If in the first part of her career Ruth was known as one of Israel’s most distinguished civil libertarians, she developed a different reputation in the second half. Like many other Jewish Israelis, she was transformed by the collapse of the collapsed Oslo peace process and outbreak of the Second Intifada in 2000-01. She became less committed to the discourse of a universal human rights and more to guaranteeing the particularistic interests of the Jewish majority in the state of Israel. For many of her friends, it was uncomfortable to see her adopt positions at odds with her earlier liberal stance. She became an even sharper opponent of the judicial activism of the Supreme Court, a supporter of restrictions on family unification between Palestinians in the West Bank and Israel proper, and a frequent advocate of a majoritarian view of Israeli democracy. It is no surprise that Benjamin Netanyahu, among many others, tweeted out words of praise after her death.

But herein lay the greatness of Ruth Gavison. Even though she was always the smartest person in the room, she was willing to talk to everybody. Never boastful or mocking, she was absolutely sincere in her desire to hear your argument and, if need be, challenge it. And her intellectual rigor and combativeness always had a purpose. She came to be a bridge between different elements of Israeli society. She herself understood liberals; she was once one. But she became a post-liberal, attentive to the limitations of liberalism in grasping the texture of Jewish nationalism. And while she led a secular life, she was post-secular in her desire to guarantee respect for strong forms of religion communitarianism in Israel. This bridge-building capacity made her a trusted advisor to government and public leaders. At times, Ruth’s positions placed her in friction with NIF, but in recent months, as she understood the challenges that Israeli democracy faced, she expressed a desire to contribute to our work.

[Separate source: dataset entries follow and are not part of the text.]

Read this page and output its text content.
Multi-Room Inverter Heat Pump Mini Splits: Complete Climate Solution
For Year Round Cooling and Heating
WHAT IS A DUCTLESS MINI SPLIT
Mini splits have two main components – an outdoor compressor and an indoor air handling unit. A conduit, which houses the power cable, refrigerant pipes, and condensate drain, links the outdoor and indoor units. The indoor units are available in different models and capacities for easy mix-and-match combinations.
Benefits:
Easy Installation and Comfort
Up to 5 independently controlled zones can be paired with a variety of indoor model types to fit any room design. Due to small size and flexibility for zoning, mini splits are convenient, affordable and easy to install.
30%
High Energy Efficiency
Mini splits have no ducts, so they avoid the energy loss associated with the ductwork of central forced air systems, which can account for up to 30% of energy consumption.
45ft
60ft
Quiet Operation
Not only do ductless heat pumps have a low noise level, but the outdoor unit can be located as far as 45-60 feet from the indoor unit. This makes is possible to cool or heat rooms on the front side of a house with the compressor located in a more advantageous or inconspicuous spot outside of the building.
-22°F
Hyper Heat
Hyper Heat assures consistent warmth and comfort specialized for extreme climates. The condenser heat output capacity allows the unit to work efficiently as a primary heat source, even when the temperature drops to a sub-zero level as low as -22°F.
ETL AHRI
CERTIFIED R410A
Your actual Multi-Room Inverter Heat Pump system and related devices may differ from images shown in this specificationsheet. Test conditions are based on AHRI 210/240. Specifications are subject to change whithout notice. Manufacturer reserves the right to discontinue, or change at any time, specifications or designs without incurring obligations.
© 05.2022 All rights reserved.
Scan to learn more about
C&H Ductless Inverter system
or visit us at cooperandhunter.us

What I have neglected to mention is perhaps the most important thing to convey about Ruth Gavison z”l. She was an extraordinary friend—and a great teacher in the art of friendship. My wife, Nomi Stolzenberg, and I met her in 1989 at a conference at Stanford on Critical Legal Studies and Jewish History. She then spent two years in Los Angeles at the University of Southern California Law School where Nomi taught. During that time, our lives became entwined, as she was raising her infant son Doron and our first child, Tali, was entering the world. In that period, we were in complete unison politically. As Ruth’s views began to change in the early 2000s, tensions surfaced in our relationship. But they never vanquished our deep friendship, which remained to her final day.

This is not just our story. All who knew her were awestruck by the speed and power of her brain. No one could think or talk as fast as she could. But what her many friends valued most were her decidedly human qualities: her loyalty, intensity, and compassion. I don’t know that I ever met anyone who took ideas more seriously than Ruth. But at the end of the day, she took relationships even more seriously. The world today is a much poorer place without Ruth Gavison z”l, whose brilliance and capacity for friendship were without parallel. May her memory be a blessing.